Kritik

WhatsApp soll internationale Datenschutz-Gesetze verletzen

30.01.2013 | 10:46 Uhr | Michael Söldner

Aufsichtsbehörden in Kanada und den Niederlanden kritisieren WhatsApp für seine Datenschutz-Politik mit gesammelten Telefonnummern.

In einer gemeinsamen Untersuchung sind kanadische und niederländischen Aufsichtsbehörden zu dem Schluss gekommen, dass der Nachrichtendienst WhatsApp den Datenschutz bei der Speicherung von Telefonnummern vernachlässigt.

Die für die Untersuchung zuständigen Mitarbeiter kritisieren die Art und Weise, wie WhatsApp nach erfolgter Installation den Zugriff auf das Adressbuch der Smartphone-Besitzer erzwingt. Dabei werden alle auf dem Gerät gespeicherten Telefonnummern auf die Server von WhatsApp übertragen, unabhängig davon, ob die jeweiligen Nutzer sich beim Dienst angemeldet haben. Auch im Falle einer nicht möglichen Zuordnung würden die Nummern weiterhin gespeichert.

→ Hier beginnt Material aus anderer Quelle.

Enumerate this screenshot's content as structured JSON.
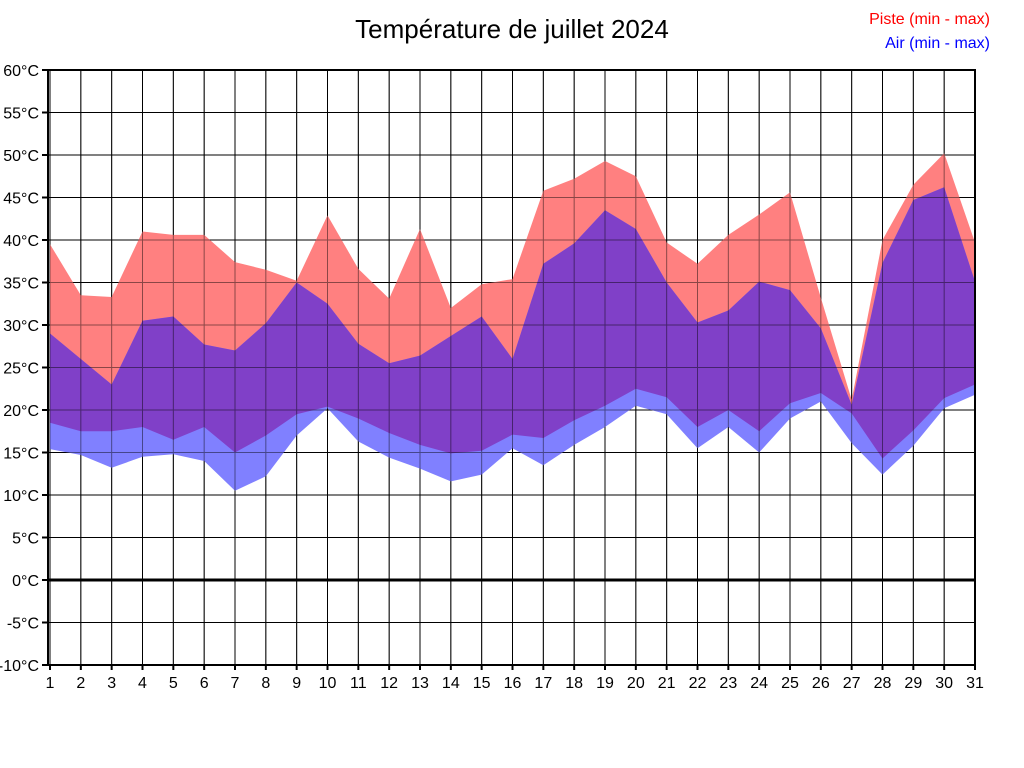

Die niederländische Regulierungsbehörde denkt daher über mögliche Strafmaßnahmen nach, falls WhatsApp nicht entsprechend auf die Kritik reagieren sollte. Die kanadischen Organe wollen das Handeln des Dienstes ebenfalls weiter im Auge behalten.

WhatsApp startete im Jahre 2009 als Alternative zu SMS-Nachrichten. Die App ermöglicht den Versand von Texten, Bildern, Videos und Audio-Botschaften. Der momentan noch kostenlose Dienst steht unter Android, iOS, Blackberry, Windows Phone und Symbian zur Verfügung.